Insurers on notice on inflicting psychiatric injury
Life/risk insurers may have to factor in the psychological impact of their claims-handling practices on the back of comments from the man running the Royal Commission into Misconduct in the Banking, Superannuation and Financial Services Industry, Kenneth Hayne.
Hayne specifically commented on testimony given around the claims-handling practices of major insurer TAL, and a doctor’s opinion that a patient had been made worse by the manner in which the insurer had treated her.
Hayne, who is expected to delver his preliminary findings and recommendations within weeks, said it raised the question of whether the insurer could be somehow held accountable.
He said he would have thought that to the extent to which an insurer’s actions made the medical condition of an insured worse, might give the community reason to form a view.
“But whether it’s a form of misconduct may turn, may it not, on whether the steps taken were sufficiently well based in contractual rights, powers, privileges,” Hayne said.

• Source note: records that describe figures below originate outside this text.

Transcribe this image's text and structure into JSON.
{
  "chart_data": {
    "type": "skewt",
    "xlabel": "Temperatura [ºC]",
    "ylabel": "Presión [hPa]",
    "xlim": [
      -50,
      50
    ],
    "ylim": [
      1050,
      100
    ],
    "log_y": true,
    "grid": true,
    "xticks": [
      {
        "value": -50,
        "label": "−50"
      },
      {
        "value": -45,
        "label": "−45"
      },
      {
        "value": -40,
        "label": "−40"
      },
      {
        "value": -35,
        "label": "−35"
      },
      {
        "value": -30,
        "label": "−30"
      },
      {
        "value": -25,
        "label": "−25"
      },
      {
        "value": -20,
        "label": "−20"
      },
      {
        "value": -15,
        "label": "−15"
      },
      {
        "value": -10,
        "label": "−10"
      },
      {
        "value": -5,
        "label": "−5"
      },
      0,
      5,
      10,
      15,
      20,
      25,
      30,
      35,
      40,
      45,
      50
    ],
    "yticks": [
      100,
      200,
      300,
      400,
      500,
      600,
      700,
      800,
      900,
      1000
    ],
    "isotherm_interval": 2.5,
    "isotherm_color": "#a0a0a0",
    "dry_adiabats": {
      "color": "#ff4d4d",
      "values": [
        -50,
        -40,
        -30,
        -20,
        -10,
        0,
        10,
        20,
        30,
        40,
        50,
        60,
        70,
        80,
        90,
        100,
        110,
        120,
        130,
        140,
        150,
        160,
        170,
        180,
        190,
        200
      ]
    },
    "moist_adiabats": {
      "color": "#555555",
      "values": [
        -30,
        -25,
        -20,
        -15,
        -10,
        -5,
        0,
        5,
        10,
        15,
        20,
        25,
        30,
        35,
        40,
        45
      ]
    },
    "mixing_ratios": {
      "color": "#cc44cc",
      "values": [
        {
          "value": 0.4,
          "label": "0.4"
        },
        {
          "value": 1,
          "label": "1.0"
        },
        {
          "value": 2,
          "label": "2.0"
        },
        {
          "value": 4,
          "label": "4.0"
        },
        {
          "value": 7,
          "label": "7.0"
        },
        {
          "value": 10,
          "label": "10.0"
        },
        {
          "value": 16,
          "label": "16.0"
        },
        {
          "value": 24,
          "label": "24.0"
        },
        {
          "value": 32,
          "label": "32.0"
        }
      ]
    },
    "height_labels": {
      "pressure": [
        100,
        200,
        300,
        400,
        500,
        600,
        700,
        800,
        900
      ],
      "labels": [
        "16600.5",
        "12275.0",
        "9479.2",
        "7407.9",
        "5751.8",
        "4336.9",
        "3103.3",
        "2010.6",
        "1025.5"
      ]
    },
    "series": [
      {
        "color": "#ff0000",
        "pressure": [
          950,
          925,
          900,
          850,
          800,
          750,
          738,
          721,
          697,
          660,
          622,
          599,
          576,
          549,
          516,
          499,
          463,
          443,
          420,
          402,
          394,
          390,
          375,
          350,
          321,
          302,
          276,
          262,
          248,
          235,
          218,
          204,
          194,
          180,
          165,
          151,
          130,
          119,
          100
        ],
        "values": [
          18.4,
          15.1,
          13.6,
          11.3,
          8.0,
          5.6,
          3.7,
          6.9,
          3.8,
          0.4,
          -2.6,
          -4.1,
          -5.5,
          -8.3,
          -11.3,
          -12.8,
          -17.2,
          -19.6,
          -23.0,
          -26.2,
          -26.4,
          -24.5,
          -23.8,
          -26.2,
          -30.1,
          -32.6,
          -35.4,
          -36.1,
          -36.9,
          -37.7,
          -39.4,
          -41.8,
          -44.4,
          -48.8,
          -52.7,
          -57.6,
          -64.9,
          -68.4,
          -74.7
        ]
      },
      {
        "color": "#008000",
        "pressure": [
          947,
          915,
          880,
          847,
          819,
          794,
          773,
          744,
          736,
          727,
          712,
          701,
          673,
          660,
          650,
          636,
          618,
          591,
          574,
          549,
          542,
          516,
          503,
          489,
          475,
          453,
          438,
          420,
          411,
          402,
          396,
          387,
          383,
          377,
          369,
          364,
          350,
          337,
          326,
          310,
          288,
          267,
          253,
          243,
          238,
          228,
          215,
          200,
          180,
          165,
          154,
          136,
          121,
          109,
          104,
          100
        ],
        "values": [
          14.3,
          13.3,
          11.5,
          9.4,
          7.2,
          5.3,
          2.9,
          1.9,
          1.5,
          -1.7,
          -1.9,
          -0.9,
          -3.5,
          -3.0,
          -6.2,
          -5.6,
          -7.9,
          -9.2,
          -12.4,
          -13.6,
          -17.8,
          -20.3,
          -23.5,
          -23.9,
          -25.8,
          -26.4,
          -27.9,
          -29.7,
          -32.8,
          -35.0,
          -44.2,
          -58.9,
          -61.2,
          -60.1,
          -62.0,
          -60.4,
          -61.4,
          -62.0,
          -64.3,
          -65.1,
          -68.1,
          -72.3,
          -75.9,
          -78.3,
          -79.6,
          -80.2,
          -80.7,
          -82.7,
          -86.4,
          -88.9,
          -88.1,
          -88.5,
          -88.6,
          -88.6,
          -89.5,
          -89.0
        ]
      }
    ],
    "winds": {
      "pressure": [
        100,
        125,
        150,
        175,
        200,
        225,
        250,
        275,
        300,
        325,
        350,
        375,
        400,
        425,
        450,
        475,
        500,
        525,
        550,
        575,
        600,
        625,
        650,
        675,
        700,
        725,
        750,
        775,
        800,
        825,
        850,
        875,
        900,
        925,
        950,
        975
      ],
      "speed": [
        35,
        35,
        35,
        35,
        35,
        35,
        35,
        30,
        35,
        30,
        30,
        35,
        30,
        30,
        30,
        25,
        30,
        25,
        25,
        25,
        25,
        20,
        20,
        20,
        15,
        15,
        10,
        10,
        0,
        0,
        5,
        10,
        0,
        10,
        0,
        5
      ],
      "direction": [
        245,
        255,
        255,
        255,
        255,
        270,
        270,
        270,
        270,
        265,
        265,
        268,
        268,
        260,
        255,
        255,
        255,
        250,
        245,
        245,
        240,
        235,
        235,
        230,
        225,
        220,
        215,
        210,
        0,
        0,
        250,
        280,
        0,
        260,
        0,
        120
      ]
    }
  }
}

“My impression, subject to what TAL later have to tell me, is that there seemed to be, perhaps, some question about whether all of the steps taken in that first case would find a sufficient or sufficiently firm base in contractual powers, privileges, rights, et cetera,” he said.
Hayne said it was difficult to be precise, but he thought TAL “should be aware of the fact that there is a set of issues which I think emerges … about what would follow if there were available evidence which suggested that their conduct had caused, in this case, diagnosable and diagnosed psychiatric injury to the insured”.